In particular, Charles M. Hannum <root (at) ihack.net> fixed several
problems with NetBSD that made it easy to fingerprint and he sent me
a huge new batch of fingerprints for various NetBSD releases down to
1.2. Other people sent NetBSD fingerprints down to 1.0. I finally
got some early Linux fingerprints in (down to 1.09).

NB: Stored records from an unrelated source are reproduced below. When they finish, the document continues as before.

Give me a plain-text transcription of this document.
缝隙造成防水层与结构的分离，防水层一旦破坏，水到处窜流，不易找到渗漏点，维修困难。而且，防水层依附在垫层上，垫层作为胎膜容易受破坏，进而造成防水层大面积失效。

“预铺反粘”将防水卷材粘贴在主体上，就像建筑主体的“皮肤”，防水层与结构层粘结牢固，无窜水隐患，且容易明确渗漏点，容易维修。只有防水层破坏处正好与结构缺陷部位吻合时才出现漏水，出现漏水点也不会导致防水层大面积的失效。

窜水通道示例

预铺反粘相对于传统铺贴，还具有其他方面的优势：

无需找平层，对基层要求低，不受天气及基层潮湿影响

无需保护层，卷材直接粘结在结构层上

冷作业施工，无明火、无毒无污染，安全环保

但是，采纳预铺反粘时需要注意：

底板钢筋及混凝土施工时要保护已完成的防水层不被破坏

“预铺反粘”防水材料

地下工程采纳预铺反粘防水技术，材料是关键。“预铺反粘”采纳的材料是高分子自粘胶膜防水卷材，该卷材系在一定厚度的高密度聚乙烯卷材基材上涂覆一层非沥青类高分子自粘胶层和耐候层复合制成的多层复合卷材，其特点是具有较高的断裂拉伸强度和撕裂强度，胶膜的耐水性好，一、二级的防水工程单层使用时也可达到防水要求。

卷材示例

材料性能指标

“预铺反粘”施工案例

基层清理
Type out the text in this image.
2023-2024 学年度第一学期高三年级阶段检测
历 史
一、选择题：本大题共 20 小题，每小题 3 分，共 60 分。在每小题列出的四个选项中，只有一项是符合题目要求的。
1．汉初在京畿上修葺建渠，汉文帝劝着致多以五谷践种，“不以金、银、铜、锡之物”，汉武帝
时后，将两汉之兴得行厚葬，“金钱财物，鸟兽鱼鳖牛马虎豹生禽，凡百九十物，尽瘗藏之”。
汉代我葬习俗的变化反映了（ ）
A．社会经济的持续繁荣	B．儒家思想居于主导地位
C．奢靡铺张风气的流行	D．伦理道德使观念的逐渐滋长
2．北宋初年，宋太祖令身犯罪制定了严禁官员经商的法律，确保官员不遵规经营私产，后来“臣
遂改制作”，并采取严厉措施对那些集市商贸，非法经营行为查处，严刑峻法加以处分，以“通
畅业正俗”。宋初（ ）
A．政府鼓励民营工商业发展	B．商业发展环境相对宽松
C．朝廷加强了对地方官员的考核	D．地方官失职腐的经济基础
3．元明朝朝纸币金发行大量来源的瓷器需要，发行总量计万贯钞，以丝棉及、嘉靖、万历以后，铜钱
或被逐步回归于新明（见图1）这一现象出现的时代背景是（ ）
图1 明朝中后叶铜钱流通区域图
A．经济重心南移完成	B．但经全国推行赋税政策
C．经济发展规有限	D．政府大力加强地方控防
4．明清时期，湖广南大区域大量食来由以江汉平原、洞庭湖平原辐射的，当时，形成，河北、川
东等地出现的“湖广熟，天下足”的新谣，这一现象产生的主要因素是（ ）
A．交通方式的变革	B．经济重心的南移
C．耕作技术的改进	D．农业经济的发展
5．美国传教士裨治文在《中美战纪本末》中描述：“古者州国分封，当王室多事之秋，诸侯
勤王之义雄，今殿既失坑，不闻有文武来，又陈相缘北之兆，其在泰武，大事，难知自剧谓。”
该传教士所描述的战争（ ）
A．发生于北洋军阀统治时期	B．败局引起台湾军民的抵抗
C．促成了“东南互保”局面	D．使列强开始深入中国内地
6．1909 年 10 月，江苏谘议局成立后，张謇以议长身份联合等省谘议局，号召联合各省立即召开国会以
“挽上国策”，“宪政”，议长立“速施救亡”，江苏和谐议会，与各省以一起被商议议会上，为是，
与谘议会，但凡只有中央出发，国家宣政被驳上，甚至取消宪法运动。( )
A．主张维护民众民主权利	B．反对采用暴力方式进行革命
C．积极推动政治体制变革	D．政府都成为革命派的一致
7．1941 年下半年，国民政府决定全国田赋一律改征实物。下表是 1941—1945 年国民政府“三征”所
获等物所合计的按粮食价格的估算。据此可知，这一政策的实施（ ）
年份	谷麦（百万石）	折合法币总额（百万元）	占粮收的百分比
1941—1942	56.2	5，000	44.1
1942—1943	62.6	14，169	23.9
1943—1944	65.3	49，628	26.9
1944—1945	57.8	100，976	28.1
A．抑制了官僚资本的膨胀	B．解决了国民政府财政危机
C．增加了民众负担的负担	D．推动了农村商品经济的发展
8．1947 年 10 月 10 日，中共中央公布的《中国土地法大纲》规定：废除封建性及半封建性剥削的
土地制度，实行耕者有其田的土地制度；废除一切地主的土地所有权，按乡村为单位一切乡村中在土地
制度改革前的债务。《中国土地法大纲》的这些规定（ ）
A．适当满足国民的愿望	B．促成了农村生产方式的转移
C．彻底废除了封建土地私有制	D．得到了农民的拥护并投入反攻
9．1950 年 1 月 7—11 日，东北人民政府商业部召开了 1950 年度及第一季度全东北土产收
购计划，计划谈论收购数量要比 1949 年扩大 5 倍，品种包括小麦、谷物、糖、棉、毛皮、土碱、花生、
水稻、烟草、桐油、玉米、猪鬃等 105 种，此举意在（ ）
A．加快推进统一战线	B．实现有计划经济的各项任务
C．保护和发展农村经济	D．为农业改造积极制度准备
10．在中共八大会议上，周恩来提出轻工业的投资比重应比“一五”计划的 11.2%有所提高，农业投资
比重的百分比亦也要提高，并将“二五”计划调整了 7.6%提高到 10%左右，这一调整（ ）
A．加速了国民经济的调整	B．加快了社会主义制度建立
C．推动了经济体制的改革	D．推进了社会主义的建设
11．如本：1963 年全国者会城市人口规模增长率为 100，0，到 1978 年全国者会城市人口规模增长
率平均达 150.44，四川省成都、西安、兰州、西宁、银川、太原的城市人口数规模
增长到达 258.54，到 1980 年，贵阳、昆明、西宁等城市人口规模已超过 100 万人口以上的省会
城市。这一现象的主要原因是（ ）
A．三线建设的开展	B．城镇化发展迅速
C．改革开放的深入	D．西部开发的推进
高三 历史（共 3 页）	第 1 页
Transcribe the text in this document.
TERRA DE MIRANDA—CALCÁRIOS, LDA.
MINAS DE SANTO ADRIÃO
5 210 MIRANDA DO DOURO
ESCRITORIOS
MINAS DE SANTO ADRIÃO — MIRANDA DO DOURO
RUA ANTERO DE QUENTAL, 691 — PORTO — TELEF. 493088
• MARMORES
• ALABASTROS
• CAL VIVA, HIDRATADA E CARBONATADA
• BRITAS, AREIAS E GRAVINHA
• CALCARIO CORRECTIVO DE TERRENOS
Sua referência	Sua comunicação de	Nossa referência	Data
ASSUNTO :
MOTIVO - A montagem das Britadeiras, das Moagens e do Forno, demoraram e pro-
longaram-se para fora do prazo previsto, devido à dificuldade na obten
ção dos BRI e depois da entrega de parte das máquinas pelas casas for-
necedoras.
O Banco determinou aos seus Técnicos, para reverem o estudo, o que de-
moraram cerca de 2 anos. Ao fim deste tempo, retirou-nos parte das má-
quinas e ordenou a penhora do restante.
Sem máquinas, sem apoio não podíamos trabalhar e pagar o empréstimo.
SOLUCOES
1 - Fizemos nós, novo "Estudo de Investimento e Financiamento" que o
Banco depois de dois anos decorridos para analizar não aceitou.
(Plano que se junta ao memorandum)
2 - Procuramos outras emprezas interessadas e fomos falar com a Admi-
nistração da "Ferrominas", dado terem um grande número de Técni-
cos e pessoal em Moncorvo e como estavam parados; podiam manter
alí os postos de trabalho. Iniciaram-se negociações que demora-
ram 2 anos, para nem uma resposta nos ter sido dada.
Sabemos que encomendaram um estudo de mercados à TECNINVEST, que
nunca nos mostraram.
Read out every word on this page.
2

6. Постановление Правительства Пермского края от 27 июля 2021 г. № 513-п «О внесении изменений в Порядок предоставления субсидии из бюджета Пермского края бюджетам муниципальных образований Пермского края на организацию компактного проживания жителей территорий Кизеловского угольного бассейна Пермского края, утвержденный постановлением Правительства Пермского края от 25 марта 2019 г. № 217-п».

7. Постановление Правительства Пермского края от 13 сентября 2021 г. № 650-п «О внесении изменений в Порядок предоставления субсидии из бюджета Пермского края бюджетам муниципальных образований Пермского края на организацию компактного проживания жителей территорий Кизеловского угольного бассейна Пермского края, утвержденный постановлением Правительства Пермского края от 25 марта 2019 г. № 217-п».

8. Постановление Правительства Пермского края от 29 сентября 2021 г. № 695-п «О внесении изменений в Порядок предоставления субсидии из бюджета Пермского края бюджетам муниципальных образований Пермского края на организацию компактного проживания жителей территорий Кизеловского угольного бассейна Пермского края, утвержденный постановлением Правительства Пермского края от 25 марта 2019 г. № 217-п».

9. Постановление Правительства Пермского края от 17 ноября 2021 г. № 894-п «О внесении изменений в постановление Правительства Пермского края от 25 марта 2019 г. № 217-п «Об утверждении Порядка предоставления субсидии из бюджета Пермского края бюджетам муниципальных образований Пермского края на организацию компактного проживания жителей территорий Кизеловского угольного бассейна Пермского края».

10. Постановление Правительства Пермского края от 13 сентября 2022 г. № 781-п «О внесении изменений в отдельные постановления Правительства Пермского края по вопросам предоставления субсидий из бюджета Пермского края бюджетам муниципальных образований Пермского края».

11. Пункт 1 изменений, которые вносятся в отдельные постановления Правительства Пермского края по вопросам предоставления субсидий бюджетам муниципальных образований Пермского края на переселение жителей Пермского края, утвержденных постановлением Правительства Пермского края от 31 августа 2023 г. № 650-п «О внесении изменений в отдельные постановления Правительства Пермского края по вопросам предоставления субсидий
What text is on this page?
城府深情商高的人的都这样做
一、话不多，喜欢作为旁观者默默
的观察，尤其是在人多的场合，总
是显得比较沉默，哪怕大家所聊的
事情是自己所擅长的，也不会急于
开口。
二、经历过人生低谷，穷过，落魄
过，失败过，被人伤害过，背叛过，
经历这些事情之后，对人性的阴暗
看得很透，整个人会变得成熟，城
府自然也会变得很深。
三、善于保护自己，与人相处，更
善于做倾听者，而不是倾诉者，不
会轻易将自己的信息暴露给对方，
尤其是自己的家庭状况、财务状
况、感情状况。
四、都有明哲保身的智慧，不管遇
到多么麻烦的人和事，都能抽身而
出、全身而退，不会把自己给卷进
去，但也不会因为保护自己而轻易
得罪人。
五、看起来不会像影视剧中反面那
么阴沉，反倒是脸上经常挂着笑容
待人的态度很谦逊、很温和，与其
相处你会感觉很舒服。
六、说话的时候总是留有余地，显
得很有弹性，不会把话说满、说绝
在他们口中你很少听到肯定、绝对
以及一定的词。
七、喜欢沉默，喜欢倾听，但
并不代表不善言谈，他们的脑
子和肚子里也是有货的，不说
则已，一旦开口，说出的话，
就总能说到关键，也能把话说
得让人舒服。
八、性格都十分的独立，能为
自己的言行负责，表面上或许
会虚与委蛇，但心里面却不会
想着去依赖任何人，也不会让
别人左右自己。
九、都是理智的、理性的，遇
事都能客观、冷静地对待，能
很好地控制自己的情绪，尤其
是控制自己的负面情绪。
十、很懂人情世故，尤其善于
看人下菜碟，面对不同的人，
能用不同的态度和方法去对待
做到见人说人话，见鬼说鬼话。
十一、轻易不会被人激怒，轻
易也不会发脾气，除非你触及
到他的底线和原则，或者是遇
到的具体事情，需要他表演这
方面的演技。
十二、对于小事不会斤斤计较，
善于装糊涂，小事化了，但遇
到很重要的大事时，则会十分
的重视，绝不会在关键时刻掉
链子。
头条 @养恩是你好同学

-- Nmap now comes with its own nmap-services which I created by
merging the /etc/services from a bunch of OS' and then adding
Netbus, Back Orifice, etc.
-- Random number generation now takes advantage of the /dev/urandom or
/dev/random that most Free operating systems offer.
-- Increased the maximum number of OS guesses nmap will make, told
nmap never to give you two matches where the OS names are
byte-to-byte equivalent. Fixed nmap to differentiate between "no
OS matches found" and "too many OS matches to list".
-- Fixed an information leak in the packet TTL values (found by
HD Moore <hdmoore (at) usa.net>)
-- Fixed the problem noted by Savva Uspensky about offsets used for
various operating systems' PPP/SLIP headers. Due to lack of
responses regarding other operating systems, I have made
assumptions about what works for BSDI, NetBSD, and SOLARIS. If
this version no longer works on your modem, please let me know (and
tell me whether you are using SLIP/PPP and what OS you are
running).
-- Machine parseable logs are now more machine parseable (I now use a
tab to seperate test result fields rather than the more ambiguous
spaces. This may break a few things which rely on the old format.
Sorry. They should be easy to fix.
-- Added my nmap-fingerprintinting-article.txt to the distribution in
the docs directory.
-- Fixed problem where nmap -sS <my_ethernet_or_ppp_ip_address> would
not correctly scan localhost (due to the kernel rerouting the
traffic through localhost). Nmap should now detect and work around
this behavior.
-- Applied patch sent to my by Bill Fenner <fenner (at) parc.xerox.com>
which fixes various SunOS compatibility problems.
-- Changed the makefile 'all' target to use install-sh rather than
mkdir -p (doesn't work on some systems)
-- Documentation updated and clarified slightly.
-- Added this CHANGELOG file to the distribution.